Peter Mandelson famously said that he was ‘intensely relaxed about people getting filthy rich’. As was the case with many aspects of New Labour, he was working firmly in the Leninist intellectual tradition. Some 20 years earlier, the then leader of the Chinese Communist Party, Deng Xiaoping, stated that ‘to get rich is glorious’.
The Chinese have certainly put the philosophy into practice. An intriguing article in the Wall Street Journal at the end of last year by James Areddy and James Grimaldi, described the deep intermingling of China’s richest men with the Communist Party. For example, Liang Wengen, who owns a major construction equipment making firm and whose personal wealth is estimated at $7.3 billion – billion! – is a member of the key political body, the Communist Party Congress. Overall, the elite political institutions in China have no fewer than 160 individual billionaires as members.
The superrich are not shy when it comes to lobbying. For example, they routinely negotiate their companies’ tax bills with the authorities. Mr Zhou Haijiang, leader of a massive clothing business, boasts that every time he meets the Party leadership, he exhorts them to reduce taxes.
American politicians are frequently accused of being rich elitists, out of touch with ordinary people. But compared to the Chinese, they are paupers. Estimates of the total personal wealth of all 535 members of the US Congress vary. But they are at the very most no more than the $ 7 billion fortune of Mr Liang Wengen alone.
They may castigate their politicians, but Americans remain intensely relaxed about individuals acquiring stupendous amounts of money through legitimate business activity. Eric Schmidt, Executive Chairman of Google, has just announced a plan to sell off rather less than half his shares for some $1.6 billion. The wealth of Facebook founder Mark Zuckerberg varies from day to day, but is of the order of $10 billion. And Bill Gates’ charitable donations alone dwarf this figure.
It is no accident, as the Soviets used to say, that massive personal fortunes can be built from start up businesses in both America and China. These are the two dynamic drivers of the world economy. Both their cultures, in their different ways, admire and reward entrepreneurship.
The contrast with Europe is stark. The events in France have brought this into focus. Holland’s proposed 75 per cent tax rate admittedly only applies to incomes of more than 1 million Euros a year, but it is symbolic. The very French pop star Johnny Hallyday has castigated his own country, claiming that it ‘breeds mediocrity’.

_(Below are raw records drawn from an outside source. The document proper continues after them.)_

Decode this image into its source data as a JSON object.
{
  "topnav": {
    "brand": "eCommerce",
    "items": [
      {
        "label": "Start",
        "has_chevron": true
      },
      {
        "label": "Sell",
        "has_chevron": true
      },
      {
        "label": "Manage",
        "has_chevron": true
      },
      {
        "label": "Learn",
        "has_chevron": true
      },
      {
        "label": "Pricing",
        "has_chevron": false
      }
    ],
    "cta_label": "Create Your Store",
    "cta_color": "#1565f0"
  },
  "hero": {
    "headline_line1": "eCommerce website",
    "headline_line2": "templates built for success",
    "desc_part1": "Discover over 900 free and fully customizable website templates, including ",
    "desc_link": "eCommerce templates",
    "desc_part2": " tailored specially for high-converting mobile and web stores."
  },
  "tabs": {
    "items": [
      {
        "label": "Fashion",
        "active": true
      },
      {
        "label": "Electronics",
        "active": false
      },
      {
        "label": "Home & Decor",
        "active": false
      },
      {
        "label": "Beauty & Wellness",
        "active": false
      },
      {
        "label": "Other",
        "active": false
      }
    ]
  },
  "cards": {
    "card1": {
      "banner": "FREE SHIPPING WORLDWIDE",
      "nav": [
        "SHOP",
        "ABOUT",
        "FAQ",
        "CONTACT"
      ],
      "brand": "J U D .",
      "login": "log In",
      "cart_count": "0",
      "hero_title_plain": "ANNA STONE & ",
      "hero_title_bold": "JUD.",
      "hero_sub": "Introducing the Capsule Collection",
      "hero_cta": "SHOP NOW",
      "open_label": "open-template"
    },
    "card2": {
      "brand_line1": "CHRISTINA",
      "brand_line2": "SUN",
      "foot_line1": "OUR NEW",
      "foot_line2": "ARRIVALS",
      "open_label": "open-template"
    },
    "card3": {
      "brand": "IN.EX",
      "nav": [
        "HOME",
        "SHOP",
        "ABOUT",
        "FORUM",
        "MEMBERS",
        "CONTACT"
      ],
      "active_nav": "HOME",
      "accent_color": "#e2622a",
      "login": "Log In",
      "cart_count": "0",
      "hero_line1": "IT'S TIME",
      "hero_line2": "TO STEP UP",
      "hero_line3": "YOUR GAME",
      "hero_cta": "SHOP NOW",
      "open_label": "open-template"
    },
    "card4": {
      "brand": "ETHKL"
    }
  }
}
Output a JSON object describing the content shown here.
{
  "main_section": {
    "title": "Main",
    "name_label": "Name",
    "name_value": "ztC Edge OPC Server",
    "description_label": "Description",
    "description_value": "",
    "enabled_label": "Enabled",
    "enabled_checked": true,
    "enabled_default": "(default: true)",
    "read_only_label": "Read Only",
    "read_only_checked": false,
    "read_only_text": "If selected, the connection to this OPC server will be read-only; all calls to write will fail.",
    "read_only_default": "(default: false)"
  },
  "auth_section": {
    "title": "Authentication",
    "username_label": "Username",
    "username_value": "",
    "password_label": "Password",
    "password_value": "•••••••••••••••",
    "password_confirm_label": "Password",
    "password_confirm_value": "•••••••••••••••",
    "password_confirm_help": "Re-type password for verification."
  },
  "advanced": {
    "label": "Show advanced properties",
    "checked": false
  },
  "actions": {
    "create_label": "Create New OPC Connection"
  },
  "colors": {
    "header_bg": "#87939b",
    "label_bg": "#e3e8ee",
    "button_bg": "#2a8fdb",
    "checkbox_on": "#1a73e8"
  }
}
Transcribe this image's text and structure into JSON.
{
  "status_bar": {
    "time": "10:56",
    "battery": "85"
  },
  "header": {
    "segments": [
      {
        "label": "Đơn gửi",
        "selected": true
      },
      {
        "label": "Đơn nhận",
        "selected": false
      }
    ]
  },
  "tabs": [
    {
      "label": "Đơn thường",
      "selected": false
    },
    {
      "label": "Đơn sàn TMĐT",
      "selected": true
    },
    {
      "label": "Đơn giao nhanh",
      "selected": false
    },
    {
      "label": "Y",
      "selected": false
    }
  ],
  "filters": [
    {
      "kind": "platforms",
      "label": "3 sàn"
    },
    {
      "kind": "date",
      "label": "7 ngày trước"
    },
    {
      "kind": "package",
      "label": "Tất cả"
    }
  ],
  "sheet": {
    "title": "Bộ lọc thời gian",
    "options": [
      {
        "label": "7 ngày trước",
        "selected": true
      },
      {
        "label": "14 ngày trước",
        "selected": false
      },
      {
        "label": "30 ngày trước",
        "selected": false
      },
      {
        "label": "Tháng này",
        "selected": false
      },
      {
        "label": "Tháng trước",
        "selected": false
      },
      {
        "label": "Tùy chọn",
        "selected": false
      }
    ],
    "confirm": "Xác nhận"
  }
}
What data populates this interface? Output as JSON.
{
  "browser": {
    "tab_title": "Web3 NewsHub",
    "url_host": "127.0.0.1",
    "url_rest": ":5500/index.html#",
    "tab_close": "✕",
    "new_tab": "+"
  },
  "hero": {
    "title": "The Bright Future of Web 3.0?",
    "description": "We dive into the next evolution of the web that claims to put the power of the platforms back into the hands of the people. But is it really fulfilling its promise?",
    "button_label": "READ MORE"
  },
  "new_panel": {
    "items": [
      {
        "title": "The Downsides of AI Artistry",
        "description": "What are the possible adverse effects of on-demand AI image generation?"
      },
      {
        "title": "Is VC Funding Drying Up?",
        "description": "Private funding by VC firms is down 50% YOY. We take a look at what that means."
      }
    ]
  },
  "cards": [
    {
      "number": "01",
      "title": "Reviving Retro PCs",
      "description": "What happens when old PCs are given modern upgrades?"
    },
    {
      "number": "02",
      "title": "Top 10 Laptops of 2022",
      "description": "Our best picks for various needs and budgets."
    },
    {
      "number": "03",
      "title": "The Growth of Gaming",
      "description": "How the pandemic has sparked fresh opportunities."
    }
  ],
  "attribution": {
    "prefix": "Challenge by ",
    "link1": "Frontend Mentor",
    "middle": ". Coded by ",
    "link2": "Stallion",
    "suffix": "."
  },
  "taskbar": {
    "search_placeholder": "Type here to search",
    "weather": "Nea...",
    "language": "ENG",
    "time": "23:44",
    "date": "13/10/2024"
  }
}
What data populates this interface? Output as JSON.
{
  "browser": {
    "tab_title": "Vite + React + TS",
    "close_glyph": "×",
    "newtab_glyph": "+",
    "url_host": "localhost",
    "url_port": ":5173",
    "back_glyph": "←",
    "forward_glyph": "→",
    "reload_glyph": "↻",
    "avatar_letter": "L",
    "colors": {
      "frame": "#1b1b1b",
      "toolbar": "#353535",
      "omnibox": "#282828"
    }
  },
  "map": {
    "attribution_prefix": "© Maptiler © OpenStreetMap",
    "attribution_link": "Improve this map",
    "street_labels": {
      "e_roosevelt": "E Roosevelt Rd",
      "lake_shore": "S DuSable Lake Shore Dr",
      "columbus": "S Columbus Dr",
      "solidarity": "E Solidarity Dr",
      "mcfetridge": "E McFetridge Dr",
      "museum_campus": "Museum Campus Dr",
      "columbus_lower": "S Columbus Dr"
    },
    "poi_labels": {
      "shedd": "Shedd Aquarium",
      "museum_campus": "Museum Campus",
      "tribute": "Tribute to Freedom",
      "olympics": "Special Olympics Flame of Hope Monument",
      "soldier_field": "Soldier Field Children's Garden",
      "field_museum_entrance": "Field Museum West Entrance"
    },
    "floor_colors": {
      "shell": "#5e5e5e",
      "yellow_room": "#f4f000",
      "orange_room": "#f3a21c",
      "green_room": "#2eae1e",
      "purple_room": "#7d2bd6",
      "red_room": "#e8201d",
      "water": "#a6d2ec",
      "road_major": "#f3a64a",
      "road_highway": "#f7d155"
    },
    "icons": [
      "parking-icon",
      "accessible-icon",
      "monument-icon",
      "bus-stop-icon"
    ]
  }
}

As in many things, we in the UK sit uneasily between America and the rest of Europe. We have, for example, the fantastic example of the innovation culture in Silicon Roundabout. But we need a culture which encourages these entrepreneurs to build vast fortunes, without the risk of being hauled before the tricoteuse of the Public Accounts Committee, Margaret Hodge MP, and castigated for their efforts.